Search code examples
javaregexcapturing-group

Regex capturing group doesn't recognise group(1) despite matches() true


I'm writing some simple (I thought) regex in Java to remove an asterisk or ampersand which occurs directly next to some specified punctuation.
This was my original code:

String ptr = "\\s*[\\*&]+\\s*";
String punct1 = "[,;=\\{}\\[\\]\\)]"; //need two because bracket rules different for ptr to left or right
String punct2 = "[,;=\\{}\\[\\]\\(]";

out = out.replaceAll(ptr+"("+punct1+")|("+punct2+")"+ptr,"$1");

Which instead of just removing the "ptr" part of the string, removed the punct too! (i.e. replaced the matched string with an empty string)
I examined further by doing:

String ptrStr = ".*"+ptr+"("+punct1+")"+".*|.*("+punct2+")"+ptr+".*";
Matcher m_ptrStr = Pattern.compile(ptrStr).matcher(out);

and found that:

m_ptrStr.matches() //returns true, but...
m_ptrStr.group(1) //returns null??

I have no idea what I'm doing wrong as I've used this exact method before with far more complicated regex and group(1) has always returned the captured group.
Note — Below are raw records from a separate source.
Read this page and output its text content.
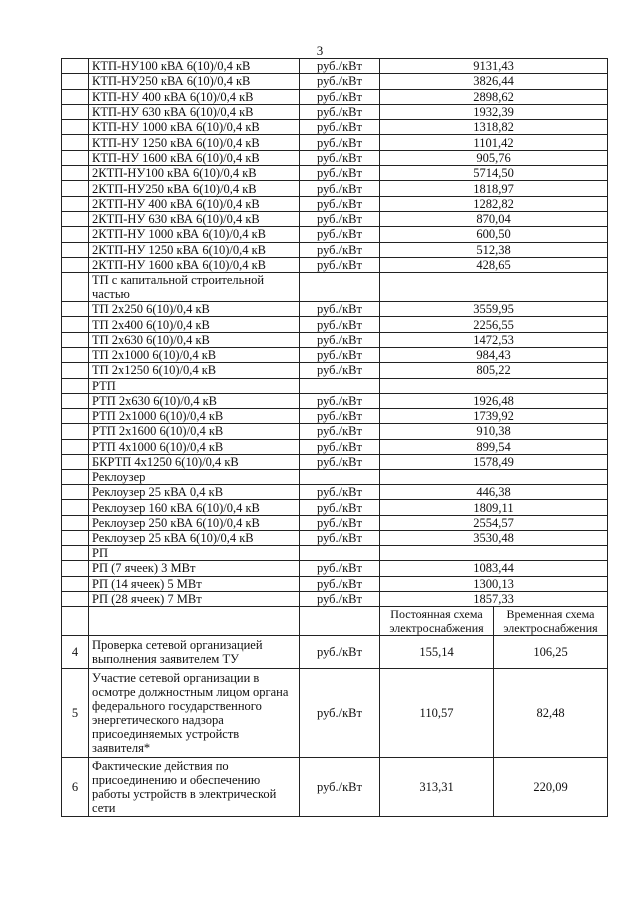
3
	КТП-НУ100 кВА 6(10)/0,4 кВ	руб./кВт	9131,43	
	КТП-НУ250 кВА 6(10)/0,4 кВ	руб./кВт	3826,44	
	КТП-НУ 400 кВА 6(10)/0,4 кВ	руб./кВт	2898,62	
	КТП-НУ 630 кВА 6(10)/0,4 кВ	руб./кВт	1932,39	
	КТП-НУ 1000 кВА 6(10)/0,4 кВ	руб./кВт	1318,82	
	КТП-НУ 1250 кВА 6(10)/0,4 кВ	руб./кВт	1101,42	
	КТП-НУ 1600 кВА 6(10)/0,4 кВ	руб./кВт	905,76	
	2КТП-НУ100 кВА 6(10)/0,4 кВ	руб./кВт	5714,50	
	2КТП-НУ250 кВА 6(10)/0,4 кВ	руб./кВт	1818,97	
	2КТП-НУ 400 кВА 6(10)/0,4 кВ	руб./кВт	1282,82	
	2КТП-НУ 630 кВА 6(10)/0,4 кВ	руб./кВт	870,04	
	2КТП-НУ 1000 кВА 6(10)/0,4 кВ	руб./кВт	600,50	
	2КТП-НУ 1250 кВА 6(10)/0,4 кВ	руб./кВт	512,38	
	2КТП-НУ 1600 кВА 6(10)/0,4 кВ	руб./кВт	428,65	
	ТП с капитальной строительной частью			
	ТП 2х250 6(10)/0,4 кВ	руб./кВт	3559,95	
	ТП 2х400 6(10)/0,4 кВ	руб./кВт	2256,55	
	ТП 2х630 6(10)/0,4 кВ	руб./кВт	1472,53	
	ТП 2х1000 6(10)/0,4 кВ	руб./кВт	984,43	
	ТП 2х1250 6(10)/0,4 кВ	руб./кВт	805,22	
	РТП			
	РТП 2х630 6(10)/0,4 кВ	руб./кВт	1926,48	
	РТП 2х1000 6(10)/0,4 кВ	руб./кВт	1739,92	
	РТП 2х1600 6(10)/0,4 кВ	руб./кВт	910,38	
	РТП 4х1000 6(10)/0,4 кВ	руб./кВт	899,54	
	БКРТП 4х1250 6(10)/0,4 кВ	руб./кВт	1578,49	
	Реклоузер			
	Реклоузер 25 кВА 0,4 кВ	руб./кВт	446,38	
	Реклоузер 160 кВА 6(10)/0,4 кВ	руб./кВт	1809,11	
	Реклоузер 250 кВА 6(10)/0,4 кВ	руб./кВт	2554,57	
	Реклоузер 25 кВА 6(10)/0,4 кВ	руб./кВт	3530,48	
	РП			
	РП (7 ячеек) 3 МВт	руб./кВт	1083,44	
	РП (14 ячеек) 5 МВт	руб./кВт	1300,13	
	РП (28 ячеек) 7 МВт	руб./кВт	1857,33	
			Постоянная схема электроснабжения	Временная схема электроснабжения
4	Проверка сетевой организацией выполнения заявителем ТУ	руб./кВт	155,14	106,25
5	Участие сетевой организации в осмотре должностным лицом органа федерального государственного энергетического надзора присоединяемых устройств заявителя*	руб./кВт	110,57	82,48
6	Фактические действия по присоединению и обеспечению работы устройств в электрической сети	руб./кВт	313,31	220,09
There must be something I haven't been able to spot, so.. any ideas?


Solution

  • The problem is that you have an alternation with a capturing group on each side:

    (regex1)|(regex2)
    

    The matcher will start and search for a match using the first alternation; if not found, it will try the second alternation.

    However, those are still two groups, and only one will match. The one which will not match will return null, and this is what happens to you here.

    You therefore need to test both groups; since you have a match, at least one will not be null.